"I Made a Terrible Mistake...!"

This is what Bernard L. Madoff said when he was sentenced to 150 years imprisonment. His self delusion must have been infectious because the list of other players who also made terrible mistakes in this epic financial tragedy grows longer each day. The recent report by Inspector General David Kotz into the investigation of the SEC's failure to uncover Bernard Madoff's Ponzi scheme shows that, between June 1992 and December 2008 when Madoff was arrested, the SEC received six substantive complaints which, if properly pursued, would likely have led to questions about whether Madoff was actually engaged in trading. Ignoring the complaints or being inept in their investigations, the SEC's failures not only permitted the fraud to be perpetuated for 16 years, but gave Madoff the opportunity to enhance his credibility by boasting that the SEC had conducted examinations and investigations and did not detect fraud! What a series of terrible mistakes!

But using euphemism to describe criminal or negligent conduct as a "terrible mistake" minimizes the genuine mistakes made by others, including, it must be said, those made by the victims of the fraud. Indeed, one could say that there are no victims, only volunteers. While this will attract howls of derision, the truth is that Madoff victims fall into two volunteer categories: those who did not belong in a fund that relied on a split strike conversion strategy, the bedrock of Madoff's allure, and those who should have known better.

We live in a tough world where fairness is seen with the frequency of a halo and, yes, while there are institutions like the SEC intended to protect us, they sometimes fail, as we now know. So, we must recognize that we have a choice when we invest, and that it is an individual's responsibility to make that choice prudently. Prudent Investment Rule number 1: if you don't understand how your money is put to work, don't invest. Prudent Investment Rule number 2: if it sounds too good to be true, the racing certainty is that it's untrue.

Today, anyone who has accumulated savings knows that there are many investment vehicles to help make one's money grow. Traditional investments such as stocks, bonds, mutual funds, bank deposits and annuities offer the opportunity for diversification and risk and return management, even before considering more complex vehicles. But a split strike conversion strategy? Come on, who's kidding whom? For an unsophisticated investor, that's a terrible mistake! It's a strategy that involves writing an out-of-the-money call around a stock you own and using the proceeds to buy a protective put. Even a pro has to analyze, model and validate that strategy before writing a check.

Of course, many investors do rely on investment advisors. In that case, Madoff clients will have recourse against their advisors for breach of fiduciary duty, but media portrayal suggests that most Madoff investors lost everything and will have only their claim in bankruptcy as recourse, i.e., no claim against an advisor. It's a mistake for unsophisticated investors to choose complex investment strategies without competent advice!
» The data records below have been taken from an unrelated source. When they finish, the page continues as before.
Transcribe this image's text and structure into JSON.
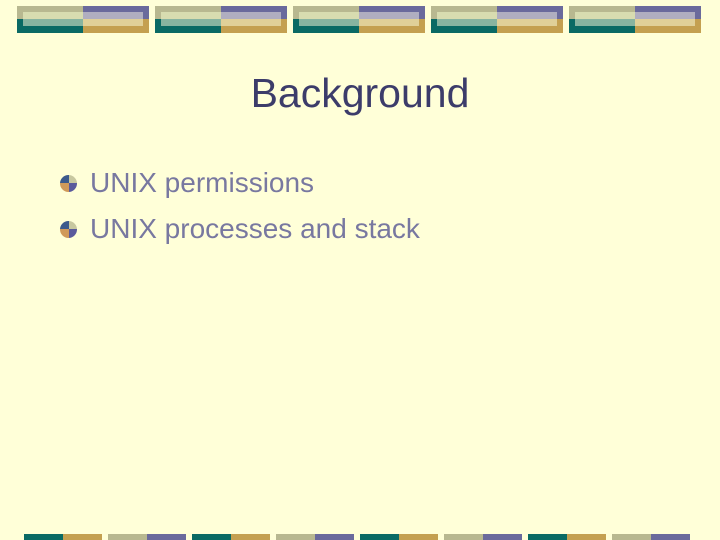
{
  "slide": {
    "title": "Background",
    "bullets": [
      {
        "icon": "quartered-circle-bullet-icon",
        "text": "UNIX permissions"
      },
      {
        "icon": "quartered-circle-bullet-icon",
        "text": "UNIX processes and stack"
      }
    ]
  },
  "theme": {
    "background": "#ffffd8",
    "title_color": "#3c3c6a",
    "bullet_text_color": "#7878a0",
    "accent_colors": {
      "teal": "#0a6a64",
      "gold": "#c4a050",
      "olive": "#b8b890",
      "purple": "#6a6a9c"
    }
  }
}
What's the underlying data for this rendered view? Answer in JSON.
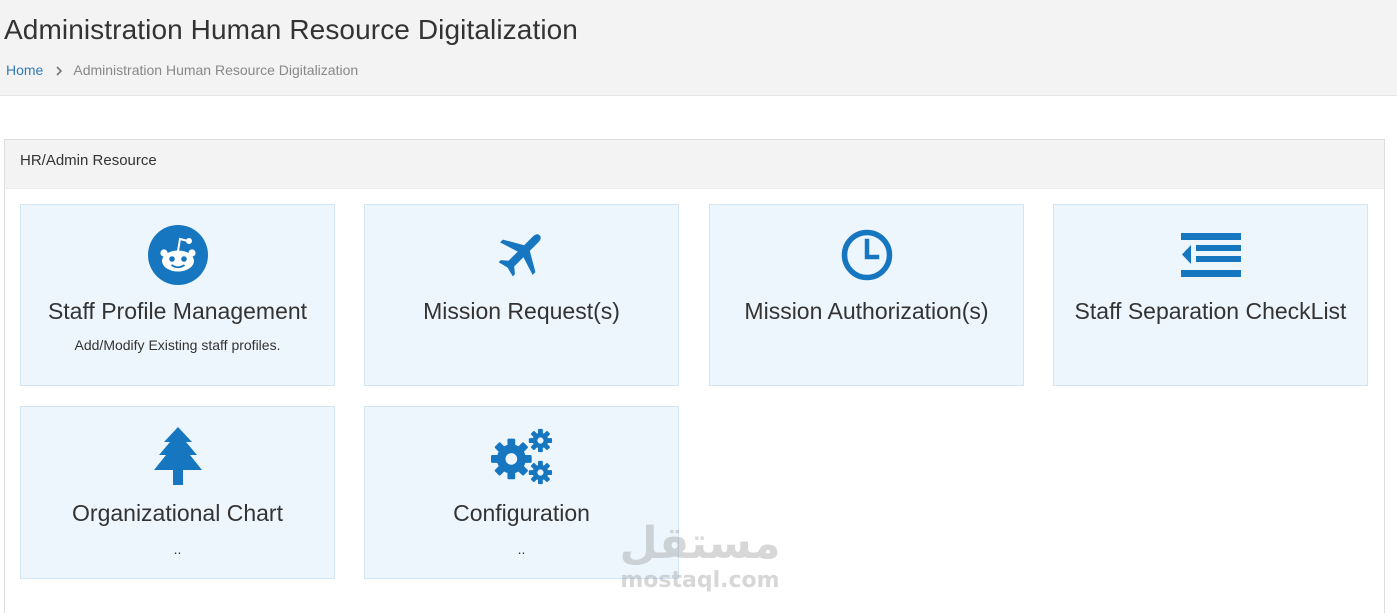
{
  "header": {
    "title": "Administration Human Resource Digitalization",
    "breadcrumb": {
      "home": "Home",
      "current": "Administration Human Resource Digitalization"
    }
  },
  "panel": {
    "heading": "HR/Admin Resource"
  },
  "tiles": [
    {
      "title": "Staff Profile Management",
      "description": "Add/Modify Existing staff profiles.",
      "icon": "reddit-icon"
    },
    {
      "title": "Mission Request(s)",
      "description": "",
      "icon": "plane-icon"
    },
    {
      "title": "Mission Authorization(s)",
      "description": "",
      "icon": "clock-icon"
    },
    {
      "title": "Staff Separation CheckList",
      "description": "",
      "icon": "indent-icon"
    },
    {
      "title": "Organizational Chart",
      "description": "..",
      "icon": "tree-icon"
    },
    {
      "title": "Configuration",
      "description": "..",
      "icon": "cogs-icon"
    }
  ],
  "watermark": {
    "arabic": "مستقل",
    "latin": "mostaql.com"
  },
  "colors": {
    "accent": "#1776c0",
    "link": "#337ab7",
    "tile_bg": "#eef6fd",
    "header_bg": "#f3f3f3"
  }
}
Some investors gave their money to other asset managers who acted as "feeder funds" for Madoff, meaning that these funds turned over the management of their clients' money to Madoff, in some cases, without telling their clients of the arrangement. Investors in feeder funds certainly have recourse and the lawsuits are multiplying. They swallowed Madoff's lies about his returns and performed no due diligence. Other Madoff investors consisted of pension plans, foundations, endowments and experienced individuals. All of them should have known better but failed either to ask the right questions or to walk away when they got the wrong or, even worse, no answer! More terrible mistakes!

The sad truth is that no one involved in this squalid affair is without blame. From the gullible and the greedy to the perpetrators and the enablers, the list is long and ignominious. While some tried to warn the regulators that Madoff's strategy was bogus, no one listened, and the snake oil that was Madoff's split strike conversion strategy was an elixir to investors who wanted to believe that Midas had returned. That no one could do what Bernie did was hailed as financial genius rather than scathed as scam. Oh, what a sad and, yes, terrible mistake! But, maybe, investors will now revisit what it means to be prudent and maybe investment managers and advisors will pay more than lip service to their fiduciary responsibilities. Let us hope so, if such a terrible mistake is not to be repeated.

Roger Levy, LLM, AIFA, is CEO of Cambridge Fiduciary Services, LLC, a fiduciary advisor and audit firm with offices in Greenwich, Connecticut and Scottsdale, Arizona.